On Wednesday, March 7, the House Financial Services Committee (“HFSC”) considered two legislative proposals to streamline data breach notification laws. HFSC’s Subcommittee on Financial Institutions and Consumer Credit held a hearing entitled “Legislative Proposals to Reform the Current Data Security and Breach Notification Regulatory Regime.” The hearing was intended to examine two bills, the Promoting Responsible Oversight of Transactions and Examinations of Credit Technology Act of 2017 and the Data Acquisition and Technology Accountability and Security Act.

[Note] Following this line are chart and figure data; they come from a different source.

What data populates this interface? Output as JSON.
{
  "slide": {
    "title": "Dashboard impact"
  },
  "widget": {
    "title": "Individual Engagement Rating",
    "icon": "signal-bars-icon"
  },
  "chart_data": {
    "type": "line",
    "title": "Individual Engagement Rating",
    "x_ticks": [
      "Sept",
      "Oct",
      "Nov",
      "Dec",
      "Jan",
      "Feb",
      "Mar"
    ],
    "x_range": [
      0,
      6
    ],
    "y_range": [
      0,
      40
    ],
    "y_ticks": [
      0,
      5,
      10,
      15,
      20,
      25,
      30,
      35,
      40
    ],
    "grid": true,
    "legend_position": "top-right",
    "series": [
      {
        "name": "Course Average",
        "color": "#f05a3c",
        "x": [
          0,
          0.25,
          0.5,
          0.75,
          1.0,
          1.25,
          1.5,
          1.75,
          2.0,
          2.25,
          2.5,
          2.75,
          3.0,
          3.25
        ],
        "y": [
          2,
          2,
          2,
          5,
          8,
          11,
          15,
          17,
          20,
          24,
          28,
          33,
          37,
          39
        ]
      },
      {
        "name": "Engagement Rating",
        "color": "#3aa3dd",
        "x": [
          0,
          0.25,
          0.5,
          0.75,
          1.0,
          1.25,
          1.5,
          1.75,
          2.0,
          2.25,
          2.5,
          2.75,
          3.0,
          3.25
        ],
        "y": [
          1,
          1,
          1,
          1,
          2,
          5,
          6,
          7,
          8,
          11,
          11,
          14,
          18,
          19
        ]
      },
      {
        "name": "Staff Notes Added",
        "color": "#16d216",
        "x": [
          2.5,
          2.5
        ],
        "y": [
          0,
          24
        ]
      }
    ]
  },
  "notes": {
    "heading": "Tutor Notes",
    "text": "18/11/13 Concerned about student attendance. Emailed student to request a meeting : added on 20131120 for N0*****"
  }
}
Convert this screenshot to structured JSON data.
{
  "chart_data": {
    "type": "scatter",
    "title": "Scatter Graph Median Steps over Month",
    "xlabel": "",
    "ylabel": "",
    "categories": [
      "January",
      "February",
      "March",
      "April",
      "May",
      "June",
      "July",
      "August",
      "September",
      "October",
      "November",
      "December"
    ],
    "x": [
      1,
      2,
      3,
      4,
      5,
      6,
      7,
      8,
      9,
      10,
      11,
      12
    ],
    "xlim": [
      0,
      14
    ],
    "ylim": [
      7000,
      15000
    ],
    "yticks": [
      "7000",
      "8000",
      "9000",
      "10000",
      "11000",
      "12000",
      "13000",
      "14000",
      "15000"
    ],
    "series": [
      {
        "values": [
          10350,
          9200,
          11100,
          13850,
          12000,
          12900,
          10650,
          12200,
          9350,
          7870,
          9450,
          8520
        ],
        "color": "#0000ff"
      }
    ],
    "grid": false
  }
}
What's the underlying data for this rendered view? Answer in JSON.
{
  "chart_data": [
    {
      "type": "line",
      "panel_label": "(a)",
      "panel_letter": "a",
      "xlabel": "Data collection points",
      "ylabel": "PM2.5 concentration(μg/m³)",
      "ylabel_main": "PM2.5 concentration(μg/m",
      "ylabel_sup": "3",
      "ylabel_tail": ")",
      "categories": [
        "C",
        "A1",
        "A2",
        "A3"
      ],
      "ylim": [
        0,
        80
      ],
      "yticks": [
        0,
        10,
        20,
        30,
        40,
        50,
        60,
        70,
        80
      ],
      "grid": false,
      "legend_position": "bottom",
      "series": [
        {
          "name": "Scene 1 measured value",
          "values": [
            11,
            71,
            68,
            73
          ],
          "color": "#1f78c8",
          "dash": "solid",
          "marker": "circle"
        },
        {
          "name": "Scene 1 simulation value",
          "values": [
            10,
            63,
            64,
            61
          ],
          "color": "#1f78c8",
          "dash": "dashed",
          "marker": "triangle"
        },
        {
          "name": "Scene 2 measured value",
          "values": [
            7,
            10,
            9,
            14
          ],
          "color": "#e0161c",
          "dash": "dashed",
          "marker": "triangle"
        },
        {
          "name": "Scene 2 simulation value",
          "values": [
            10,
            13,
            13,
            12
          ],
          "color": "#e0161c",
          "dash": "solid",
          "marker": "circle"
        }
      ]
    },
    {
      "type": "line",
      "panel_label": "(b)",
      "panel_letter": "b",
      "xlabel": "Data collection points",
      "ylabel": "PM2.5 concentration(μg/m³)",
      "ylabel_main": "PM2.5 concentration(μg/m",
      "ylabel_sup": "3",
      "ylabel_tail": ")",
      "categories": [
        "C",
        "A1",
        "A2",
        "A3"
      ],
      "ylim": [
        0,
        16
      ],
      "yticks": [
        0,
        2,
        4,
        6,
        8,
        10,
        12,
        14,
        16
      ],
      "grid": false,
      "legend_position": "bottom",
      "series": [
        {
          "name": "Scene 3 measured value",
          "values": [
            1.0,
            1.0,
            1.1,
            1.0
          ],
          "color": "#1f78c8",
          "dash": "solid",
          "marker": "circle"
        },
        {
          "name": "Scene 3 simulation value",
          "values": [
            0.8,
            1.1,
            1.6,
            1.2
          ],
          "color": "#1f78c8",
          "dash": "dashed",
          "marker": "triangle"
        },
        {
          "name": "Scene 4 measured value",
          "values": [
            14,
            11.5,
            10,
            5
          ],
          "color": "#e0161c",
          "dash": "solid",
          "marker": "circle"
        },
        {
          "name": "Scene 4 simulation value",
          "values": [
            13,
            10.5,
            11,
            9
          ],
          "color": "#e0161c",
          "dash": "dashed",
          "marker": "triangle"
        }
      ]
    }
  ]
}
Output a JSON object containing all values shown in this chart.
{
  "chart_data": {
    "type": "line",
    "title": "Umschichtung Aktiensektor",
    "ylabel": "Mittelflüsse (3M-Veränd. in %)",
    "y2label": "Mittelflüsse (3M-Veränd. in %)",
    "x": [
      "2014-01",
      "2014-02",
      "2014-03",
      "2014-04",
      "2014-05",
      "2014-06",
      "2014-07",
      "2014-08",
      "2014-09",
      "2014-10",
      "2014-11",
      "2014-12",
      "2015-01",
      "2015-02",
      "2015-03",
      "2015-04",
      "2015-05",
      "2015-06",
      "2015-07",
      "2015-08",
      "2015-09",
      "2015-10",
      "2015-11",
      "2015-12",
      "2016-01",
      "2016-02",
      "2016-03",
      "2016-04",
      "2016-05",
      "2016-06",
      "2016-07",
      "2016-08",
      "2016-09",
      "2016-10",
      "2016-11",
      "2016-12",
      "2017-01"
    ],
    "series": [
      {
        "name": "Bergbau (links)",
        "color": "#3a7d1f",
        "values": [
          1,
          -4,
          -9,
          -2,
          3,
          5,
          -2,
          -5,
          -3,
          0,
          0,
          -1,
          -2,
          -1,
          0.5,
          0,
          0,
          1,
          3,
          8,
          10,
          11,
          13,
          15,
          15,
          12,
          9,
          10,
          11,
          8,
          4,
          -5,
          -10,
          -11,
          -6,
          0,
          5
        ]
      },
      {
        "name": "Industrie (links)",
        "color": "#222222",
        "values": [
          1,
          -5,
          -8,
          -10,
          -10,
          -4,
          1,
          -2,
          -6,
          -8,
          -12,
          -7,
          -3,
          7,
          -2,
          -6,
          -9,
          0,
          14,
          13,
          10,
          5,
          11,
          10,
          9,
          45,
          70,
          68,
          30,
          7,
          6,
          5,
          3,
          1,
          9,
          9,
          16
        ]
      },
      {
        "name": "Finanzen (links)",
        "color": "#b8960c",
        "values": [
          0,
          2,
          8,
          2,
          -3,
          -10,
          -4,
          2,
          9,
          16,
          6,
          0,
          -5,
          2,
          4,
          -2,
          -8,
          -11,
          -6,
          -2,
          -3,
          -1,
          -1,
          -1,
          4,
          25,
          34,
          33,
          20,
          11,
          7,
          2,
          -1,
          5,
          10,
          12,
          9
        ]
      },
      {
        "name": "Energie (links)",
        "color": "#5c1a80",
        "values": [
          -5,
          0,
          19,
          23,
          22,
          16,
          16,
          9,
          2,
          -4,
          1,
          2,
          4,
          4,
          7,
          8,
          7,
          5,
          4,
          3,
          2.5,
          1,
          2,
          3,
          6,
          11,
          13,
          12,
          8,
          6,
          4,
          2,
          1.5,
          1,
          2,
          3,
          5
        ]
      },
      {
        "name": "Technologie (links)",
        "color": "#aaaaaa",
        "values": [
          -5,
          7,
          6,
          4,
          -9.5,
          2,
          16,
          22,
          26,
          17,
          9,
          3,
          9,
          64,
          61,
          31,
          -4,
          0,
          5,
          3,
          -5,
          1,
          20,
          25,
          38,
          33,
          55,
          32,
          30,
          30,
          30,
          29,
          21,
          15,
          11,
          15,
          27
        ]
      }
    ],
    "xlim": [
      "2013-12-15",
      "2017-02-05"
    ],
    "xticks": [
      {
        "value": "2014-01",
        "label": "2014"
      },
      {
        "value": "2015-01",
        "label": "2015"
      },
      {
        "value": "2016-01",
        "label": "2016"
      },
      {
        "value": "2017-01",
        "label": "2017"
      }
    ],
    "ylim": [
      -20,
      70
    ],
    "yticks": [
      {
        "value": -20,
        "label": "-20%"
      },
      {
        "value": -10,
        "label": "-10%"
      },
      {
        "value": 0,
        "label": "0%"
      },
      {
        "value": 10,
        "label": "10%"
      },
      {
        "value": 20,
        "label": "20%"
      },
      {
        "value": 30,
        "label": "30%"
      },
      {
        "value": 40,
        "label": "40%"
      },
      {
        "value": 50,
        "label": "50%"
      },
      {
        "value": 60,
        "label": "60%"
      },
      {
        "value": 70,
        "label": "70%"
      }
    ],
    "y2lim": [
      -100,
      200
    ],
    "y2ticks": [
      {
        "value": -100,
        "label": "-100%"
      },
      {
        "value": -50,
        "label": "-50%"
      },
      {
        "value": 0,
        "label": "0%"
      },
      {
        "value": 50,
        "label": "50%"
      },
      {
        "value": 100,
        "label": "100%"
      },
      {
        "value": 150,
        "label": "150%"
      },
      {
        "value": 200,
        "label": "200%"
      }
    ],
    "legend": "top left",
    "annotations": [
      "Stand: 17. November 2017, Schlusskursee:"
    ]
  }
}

The Promoting Responsible Oversight of Transactions and Examinations of Credit Technology Act of 2017 was introduced by Representative Patrick McHenry (R-North Carolina). This bill would amend the Federal Financial Institutions Examination Council Act of 1978 to mandate oversight of large consumer reporting agencies’ cybersecurity measures and policies. Additionally, the bill would amend the Fair Credit Reporting Act (“FCRA”) to include a provision allowing consumers to request a security freeze on credit reports, specifically allowing exceptions for some fees. It would also ban the use of consumers’ Social Security numbers as an identification method after the year 2020. A version of the freezes provided for in the bill was included in the Economic Growth, Regulatory Relief, and Consumer Protection Act, which is currently under consideration in the Senate and is expected to pass later this week.
Although not yet formally introduced, sponsors have released draft text of the Data Acquisition and Technology Accountability and Security Act for public consideration. The legislation was authored by Representative Blaine Luetkemeyer (R-Missouri), Chairman of the Subcommittee on Financial Institutions and Consumer Credit, and by Representative Carolyn Maloney (D-New York), Ranking Minority Member of the Subcommittee on Capital Markets, Securities, and Investment. The legislation will establish a national security standard and breach notification system overseen by the Federal Trade Commission, and includes a protocol for notifying law enforcement of data breaches.
The Committee heard from four witnesses during the hearing: Sara Cable, Director of Data Privacy and Security and Assistant Attorney General at the Office of the Attorney General, Commonwealth of Massachusetts; Francis Creighton, President and Chief Executive Officer of the Consumer Data Industry Association; John S. Miller, Vice President of Global Policy and Law at the Information Technology Industry Council; and Jason Kratovil, Vice President of the Financial Services Roundtable.
Of particular interest to members of the Subcommittee during the hearing was how individual states’ security and notification laws can be reconciled with a proposed federal policy. During the hearing, the witnesses expressed support for a national policy, reiterating the need for a national standard in to ensure that companies can be successful in notifying consumers, by following a singular, streamlined protocol. According to one witness, less than half of the states reference data security in their laws, making it difficult to ensure consistency in how consumers are informed of their rights.
Neither of the bills are currently scheduled for legislative markup.